Распутин - Иван Наживин
Шрифт:
Интервал:
Закладка:
И в тяжелой, затканной гнетущей мутью голове неслись неуклюжие, безотрадные мысли: знамения… вера… молитвы всех верных… слова надежды… а вот невидимые волны какого-то потопа все страшнее и страшнее заливают уютный — она очень любила это слово: уютный — cosy — островок Царского Села. Что же делать, что делать? Не может быть, не может быть, чтобы все эти простые, любящие их люди обманывали их! Но они обещают спасение, а спасение не приходит, не приходит! Но нет, сегодня она измучена, она ничего не может — забыться, перекинуться словечком с милым, далеким Ники, с ее дорогим многострадальным Иовом… Но не надо омрачать его — ему и так тяжело…
И она, закурив новую папиросу, взяла свое золотое перо и, как всегда, начала на своем не очень правильном английском языке:
«Beloved sweet heart,[70] родной мой, нежно благодарю тебя за драгоценное письмо и карточку.

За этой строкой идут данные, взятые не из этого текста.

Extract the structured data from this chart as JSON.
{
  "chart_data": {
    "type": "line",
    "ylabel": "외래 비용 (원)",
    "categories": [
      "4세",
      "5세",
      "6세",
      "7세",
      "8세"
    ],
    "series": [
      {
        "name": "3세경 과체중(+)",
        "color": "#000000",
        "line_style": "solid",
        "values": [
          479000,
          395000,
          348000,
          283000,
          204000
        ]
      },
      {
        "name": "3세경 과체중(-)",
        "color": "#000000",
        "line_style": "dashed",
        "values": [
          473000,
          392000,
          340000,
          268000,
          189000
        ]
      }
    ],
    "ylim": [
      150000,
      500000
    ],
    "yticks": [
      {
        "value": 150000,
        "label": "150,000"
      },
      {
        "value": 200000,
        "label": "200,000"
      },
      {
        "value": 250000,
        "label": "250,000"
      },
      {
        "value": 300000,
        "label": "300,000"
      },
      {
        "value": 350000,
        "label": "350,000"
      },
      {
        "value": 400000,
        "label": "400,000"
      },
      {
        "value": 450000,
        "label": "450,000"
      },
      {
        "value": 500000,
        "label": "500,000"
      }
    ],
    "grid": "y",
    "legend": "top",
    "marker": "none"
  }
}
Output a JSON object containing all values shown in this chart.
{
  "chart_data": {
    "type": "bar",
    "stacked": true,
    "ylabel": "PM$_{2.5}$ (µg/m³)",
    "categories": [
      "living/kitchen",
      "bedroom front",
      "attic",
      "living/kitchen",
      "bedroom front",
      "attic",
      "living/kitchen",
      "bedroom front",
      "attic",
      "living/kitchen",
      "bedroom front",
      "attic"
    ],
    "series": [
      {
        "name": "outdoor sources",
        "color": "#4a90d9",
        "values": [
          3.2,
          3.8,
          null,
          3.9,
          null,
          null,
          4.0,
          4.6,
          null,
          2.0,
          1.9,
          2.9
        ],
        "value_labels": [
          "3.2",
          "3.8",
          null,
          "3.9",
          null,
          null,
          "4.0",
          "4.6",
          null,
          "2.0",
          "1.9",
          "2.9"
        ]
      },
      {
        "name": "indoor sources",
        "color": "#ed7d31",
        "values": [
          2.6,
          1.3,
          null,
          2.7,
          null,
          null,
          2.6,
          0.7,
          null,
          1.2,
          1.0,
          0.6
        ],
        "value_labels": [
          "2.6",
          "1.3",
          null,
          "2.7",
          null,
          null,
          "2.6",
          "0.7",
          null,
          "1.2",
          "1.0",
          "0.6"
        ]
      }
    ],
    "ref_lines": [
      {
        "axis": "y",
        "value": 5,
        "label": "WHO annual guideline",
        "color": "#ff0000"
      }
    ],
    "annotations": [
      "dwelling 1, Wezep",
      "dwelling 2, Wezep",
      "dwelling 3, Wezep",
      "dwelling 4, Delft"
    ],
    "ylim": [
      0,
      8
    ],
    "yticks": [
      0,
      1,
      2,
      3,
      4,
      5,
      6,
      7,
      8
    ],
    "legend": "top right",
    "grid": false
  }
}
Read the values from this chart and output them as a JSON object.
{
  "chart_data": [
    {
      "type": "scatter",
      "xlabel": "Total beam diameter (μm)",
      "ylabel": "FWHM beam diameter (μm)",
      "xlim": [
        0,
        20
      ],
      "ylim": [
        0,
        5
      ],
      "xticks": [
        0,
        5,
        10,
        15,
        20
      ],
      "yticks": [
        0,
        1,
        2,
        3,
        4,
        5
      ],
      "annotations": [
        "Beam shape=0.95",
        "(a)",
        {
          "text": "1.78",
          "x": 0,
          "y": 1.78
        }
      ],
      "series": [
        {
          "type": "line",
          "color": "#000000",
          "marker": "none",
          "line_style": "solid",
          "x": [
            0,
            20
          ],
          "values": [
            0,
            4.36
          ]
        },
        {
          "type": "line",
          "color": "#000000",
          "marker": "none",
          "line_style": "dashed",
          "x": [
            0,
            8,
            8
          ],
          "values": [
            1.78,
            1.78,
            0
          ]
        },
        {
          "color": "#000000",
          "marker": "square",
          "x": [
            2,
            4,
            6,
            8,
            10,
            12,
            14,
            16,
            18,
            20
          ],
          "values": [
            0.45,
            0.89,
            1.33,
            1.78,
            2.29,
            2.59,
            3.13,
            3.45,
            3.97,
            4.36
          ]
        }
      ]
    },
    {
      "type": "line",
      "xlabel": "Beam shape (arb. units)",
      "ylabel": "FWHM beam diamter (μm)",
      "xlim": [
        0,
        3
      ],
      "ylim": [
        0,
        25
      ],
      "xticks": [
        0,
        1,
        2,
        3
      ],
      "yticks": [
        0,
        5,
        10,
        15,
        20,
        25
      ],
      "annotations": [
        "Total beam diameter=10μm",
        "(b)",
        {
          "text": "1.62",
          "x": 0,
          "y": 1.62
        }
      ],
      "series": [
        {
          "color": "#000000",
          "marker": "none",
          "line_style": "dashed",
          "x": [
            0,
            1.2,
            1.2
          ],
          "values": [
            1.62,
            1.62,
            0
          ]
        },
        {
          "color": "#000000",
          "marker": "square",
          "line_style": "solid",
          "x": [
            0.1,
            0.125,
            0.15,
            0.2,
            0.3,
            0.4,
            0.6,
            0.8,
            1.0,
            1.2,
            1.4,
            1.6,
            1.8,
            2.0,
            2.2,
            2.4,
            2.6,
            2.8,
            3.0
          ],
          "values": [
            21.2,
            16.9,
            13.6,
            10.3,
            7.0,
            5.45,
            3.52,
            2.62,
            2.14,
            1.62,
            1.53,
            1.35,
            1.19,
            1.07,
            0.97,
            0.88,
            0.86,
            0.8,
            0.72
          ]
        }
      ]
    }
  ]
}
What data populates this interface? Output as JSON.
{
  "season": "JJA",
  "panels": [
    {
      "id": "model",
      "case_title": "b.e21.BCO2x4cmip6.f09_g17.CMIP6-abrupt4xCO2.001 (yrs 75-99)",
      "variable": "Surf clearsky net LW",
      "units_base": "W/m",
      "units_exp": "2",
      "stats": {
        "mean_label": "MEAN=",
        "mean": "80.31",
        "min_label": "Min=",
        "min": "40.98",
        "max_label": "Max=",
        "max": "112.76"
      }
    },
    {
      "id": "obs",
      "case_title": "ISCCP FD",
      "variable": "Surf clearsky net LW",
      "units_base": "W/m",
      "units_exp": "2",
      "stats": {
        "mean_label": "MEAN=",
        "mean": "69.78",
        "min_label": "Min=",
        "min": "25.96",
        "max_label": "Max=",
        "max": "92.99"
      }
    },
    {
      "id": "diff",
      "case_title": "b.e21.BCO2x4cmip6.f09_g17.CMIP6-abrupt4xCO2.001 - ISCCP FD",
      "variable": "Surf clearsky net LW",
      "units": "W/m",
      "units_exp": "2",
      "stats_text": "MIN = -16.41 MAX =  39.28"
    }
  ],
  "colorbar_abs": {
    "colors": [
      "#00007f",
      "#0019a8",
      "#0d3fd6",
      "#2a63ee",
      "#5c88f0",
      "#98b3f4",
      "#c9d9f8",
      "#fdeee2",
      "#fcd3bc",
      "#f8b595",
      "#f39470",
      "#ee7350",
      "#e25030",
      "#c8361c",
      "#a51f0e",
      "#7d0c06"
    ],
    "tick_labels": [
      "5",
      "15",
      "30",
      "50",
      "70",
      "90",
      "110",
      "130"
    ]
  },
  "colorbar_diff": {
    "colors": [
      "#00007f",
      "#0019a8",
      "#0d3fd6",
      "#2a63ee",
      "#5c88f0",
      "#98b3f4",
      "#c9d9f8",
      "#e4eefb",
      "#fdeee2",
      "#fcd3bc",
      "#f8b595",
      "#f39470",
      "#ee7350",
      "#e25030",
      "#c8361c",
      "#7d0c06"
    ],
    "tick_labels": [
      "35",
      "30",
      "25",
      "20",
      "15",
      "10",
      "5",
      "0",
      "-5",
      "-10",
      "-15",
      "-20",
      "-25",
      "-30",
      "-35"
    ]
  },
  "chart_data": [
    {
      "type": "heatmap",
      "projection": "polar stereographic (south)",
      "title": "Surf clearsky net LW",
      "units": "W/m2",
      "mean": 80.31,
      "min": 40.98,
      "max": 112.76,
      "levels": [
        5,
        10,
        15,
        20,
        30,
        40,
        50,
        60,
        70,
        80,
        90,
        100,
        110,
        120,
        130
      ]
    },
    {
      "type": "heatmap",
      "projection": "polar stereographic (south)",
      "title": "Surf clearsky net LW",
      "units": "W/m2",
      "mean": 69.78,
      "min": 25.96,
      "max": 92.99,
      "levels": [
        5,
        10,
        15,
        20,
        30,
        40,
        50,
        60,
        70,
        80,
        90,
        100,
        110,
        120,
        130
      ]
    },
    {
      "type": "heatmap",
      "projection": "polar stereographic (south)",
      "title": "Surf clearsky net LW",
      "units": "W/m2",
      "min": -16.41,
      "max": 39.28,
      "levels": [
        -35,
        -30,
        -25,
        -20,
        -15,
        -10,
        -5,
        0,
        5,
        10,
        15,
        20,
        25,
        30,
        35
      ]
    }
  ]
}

Я так счастлива, что ты был у дорогой иконы, — там такой мир, чувствуешь, что отрешаешься от всех забот в ту минуту, когда изливаешь душу и сердце в молитве к ней, к которой столько народа приходит со своими скорбями. Ну, душка, Новгород был успехом, хотя было страшно утомительно, но душа была приподнята, и это всем нам дало силы — я с своим больным сердцем и Аня с больными ногами, мы были повсюду. Понятно, сегодня все болит, но это недаром…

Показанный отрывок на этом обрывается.